The Magnifying Glass
By Anonymous, Chappaqua, NY
Author's note: Roosevelt is my high school. All the characters in this play are my friends and peers. Granted,... Show full author's note »
Scene Two: Everything Begins to CountSCENE 2: EVERYTHING BEGINS TO COUNT
NARRATOR: Scene Two – Everything Begins to Count.
ORA STANLEY (walks into spotlight): When you’re a freshman, everything begins to count. The only problem with this is that the younger you are that you begin thinking about college, the worse. Kids start taking classes and doing things only because they’ve heard from other kids that a college may like that, or it may look good on the application, or because so-and-so did it an so-and-so goes to such-and-such school (moves over, ELLIE FIENMAN joins her in spotlight).
NARRATOR: Ellie Feinman is a school theater star.
ELLIE FIENMAN: Kids should think about grades all through high school, but they shouldn’t feel the need to stress about it until junior year. People feel that school and getting good grades is the most important thing and that doing badly is awful.

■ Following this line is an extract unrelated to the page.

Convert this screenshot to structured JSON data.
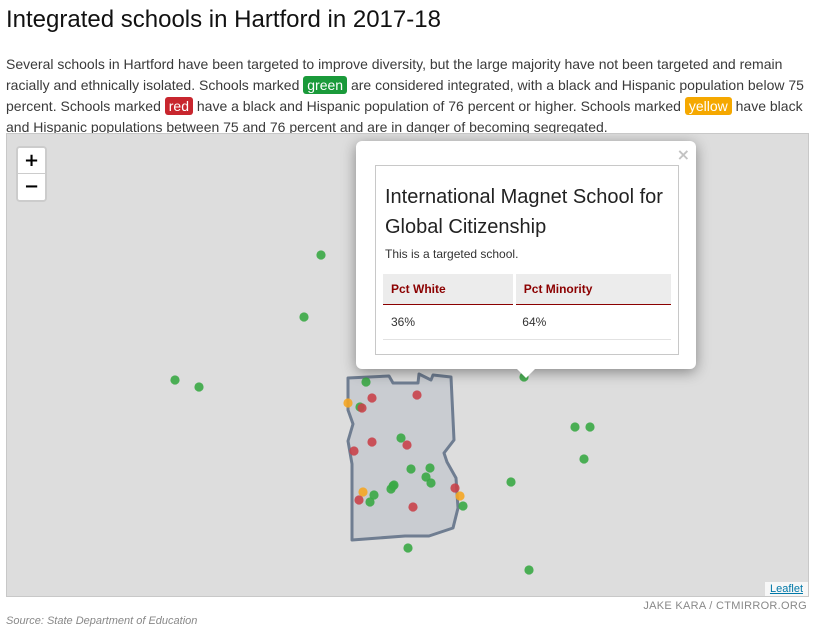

ORA STANLEY: Their pursuing of their own passions becomes less likely. It’s totally common to hear a lot of students talking about what to do with their life because it “looks good on college” or “prepares you well for college” and the robot aspects become clear again. We aren’t individuals anymore, but kids working against each other, doing the same things, so we can get into whatever prestigious university is hot at the moment.
ELLIE FEINMAN: Grades are important – but they are not everything.
ORA STANLEY: Except for… sometimes I wonder if that’s even still true.